Crane Safety Revisited

Just when you think you have all the bases covered, the “impossible” happens. During a lift on one of our recent outages, the idler pulley and mounting bracket for the drive on the overhead crane fell approximately 25 feet. Fortunately no one was injured. We have discussed the need for pre-outage crane inspections in previous Safety Tips, identifying the need for an OSHA-compliant inspection before the outage. The customer had conscientiously performed the inspection, and we had examined the report. In a post-incident report, the company’s preferred crane inspection vendor discovered the root cause was an alignment issue with the driven sprocket for the trolley. The company implemented two corrective actions: the crane vendor installed a safety cable to prevent the bracket from falling in the event of a failure, and an alignment protocol was added to the inspection checklist. Discussions are continuing on additional preventive measures.

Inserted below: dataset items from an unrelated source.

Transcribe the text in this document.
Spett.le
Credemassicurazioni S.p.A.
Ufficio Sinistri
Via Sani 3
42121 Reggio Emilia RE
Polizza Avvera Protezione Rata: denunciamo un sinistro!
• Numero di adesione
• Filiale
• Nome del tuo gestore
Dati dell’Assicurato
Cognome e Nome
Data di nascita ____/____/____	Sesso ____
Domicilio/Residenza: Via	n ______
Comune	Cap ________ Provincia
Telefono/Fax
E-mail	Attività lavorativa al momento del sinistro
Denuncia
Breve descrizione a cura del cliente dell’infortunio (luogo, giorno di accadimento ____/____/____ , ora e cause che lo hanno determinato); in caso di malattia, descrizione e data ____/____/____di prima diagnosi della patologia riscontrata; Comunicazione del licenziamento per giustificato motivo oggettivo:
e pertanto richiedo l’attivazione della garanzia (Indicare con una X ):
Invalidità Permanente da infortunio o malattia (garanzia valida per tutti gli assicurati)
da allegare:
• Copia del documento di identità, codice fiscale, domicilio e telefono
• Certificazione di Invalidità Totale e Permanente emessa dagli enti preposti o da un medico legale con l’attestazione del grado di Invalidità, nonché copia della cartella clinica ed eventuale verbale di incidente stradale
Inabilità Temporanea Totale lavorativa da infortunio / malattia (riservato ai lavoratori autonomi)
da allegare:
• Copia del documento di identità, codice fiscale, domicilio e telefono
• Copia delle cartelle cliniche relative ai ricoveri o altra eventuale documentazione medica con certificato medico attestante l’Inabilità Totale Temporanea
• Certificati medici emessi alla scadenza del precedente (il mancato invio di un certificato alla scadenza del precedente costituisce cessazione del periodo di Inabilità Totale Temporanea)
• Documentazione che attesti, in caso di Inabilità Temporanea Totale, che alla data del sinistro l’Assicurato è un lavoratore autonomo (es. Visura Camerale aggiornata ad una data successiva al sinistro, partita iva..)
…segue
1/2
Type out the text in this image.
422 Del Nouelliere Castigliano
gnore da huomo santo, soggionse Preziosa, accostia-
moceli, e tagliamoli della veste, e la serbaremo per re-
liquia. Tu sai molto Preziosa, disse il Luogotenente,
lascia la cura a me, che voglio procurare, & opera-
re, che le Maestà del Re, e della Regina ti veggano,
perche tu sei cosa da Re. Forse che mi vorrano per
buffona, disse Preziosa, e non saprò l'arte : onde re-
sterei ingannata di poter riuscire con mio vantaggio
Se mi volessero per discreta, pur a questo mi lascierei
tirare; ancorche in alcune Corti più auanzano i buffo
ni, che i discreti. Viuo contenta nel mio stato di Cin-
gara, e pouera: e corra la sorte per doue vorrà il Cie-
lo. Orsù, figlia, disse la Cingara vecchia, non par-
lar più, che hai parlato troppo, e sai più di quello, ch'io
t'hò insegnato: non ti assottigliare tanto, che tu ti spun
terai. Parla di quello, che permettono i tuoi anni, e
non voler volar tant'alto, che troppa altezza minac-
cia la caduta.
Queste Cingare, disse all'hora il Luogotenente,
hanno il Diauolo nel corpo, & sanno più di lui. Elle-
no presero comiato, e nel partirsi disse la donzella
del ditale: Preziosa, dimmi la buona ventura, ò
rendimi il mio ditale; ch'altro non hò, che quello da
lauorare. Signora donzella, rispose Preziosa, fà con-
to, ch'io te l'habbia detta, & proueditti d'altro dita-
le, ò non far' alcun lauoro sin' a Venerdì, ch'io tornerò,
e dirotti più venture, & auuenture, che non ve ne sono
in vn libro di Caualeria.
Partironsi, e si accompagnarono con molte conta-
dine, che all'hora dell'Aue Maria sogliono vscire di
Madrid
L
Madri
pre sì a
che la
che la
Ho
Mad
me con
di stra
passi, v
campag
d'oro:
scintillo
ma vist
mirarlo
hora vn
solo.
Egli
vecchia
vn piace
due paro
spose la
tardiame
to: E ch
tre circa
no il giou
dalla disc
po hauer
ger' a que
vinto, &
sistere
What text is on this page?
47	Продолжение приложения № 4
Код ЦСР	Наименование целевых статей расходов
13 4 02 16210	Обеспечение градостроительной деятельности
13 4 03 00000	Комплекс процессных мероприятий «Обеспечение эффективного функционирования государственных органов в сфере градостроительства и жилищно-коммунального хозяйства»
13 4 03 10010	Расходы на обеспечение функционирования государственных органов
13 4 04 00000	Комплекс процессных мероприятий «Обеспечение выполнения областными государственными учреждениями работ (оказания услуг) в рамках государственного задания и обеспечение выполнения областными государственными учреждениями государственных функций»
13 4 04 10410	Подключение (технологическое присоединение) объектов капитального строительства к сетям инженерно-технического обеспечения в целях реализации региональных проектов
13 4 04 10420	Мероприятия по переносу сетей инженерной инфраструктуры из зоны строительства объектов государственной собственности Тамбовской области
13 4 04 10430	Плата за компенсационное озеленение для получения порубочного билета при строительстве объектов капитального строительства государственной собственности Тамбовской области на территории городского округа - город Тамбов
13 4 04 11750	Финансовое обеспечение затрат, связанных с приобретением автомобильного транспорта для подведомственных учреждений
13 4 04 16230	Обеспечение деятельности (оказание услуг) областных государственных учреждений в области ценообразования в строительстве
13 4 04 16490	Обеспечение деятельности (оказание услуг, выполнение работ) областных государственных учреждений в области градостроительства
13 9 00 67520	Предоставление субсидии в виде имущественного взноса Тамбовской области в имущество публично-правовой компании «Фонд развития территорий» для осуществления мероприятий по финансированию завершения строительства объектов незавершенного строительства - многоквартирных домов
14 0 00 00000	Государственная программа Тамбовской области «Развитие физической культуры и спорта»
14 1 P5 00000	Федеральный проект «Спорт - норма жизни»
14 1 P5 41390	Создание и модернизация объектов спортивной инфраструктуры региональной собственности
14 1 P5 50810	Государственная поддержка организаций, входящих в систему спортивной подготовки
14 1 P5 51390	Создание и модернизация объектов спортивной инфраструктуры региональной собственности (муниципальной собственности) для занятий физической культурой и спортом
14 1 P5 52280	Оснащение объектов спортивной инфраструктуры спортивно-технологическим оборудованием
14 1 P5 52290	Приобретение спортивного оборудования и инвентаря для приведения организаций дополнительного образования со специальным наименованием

For TGM’s part, we recognize that we have a responsibility to not only request the inspection report, but to read and analyze it. We have discovered that this crane vendor includes an Inspection Report Key along with the report which gives a Priority Code and a Condition code for each finding. These codes help identify the importance of the finding and the need for corrective action. These codes are specific to this particular vendor. Others may use a different key or not have one.  We will now be asking for an Inspection Report Key in addition to the report so we can double check that all deficiencies have been corrected. We will also be asking for the report with enough lead time such that any corrections can be made before the outage.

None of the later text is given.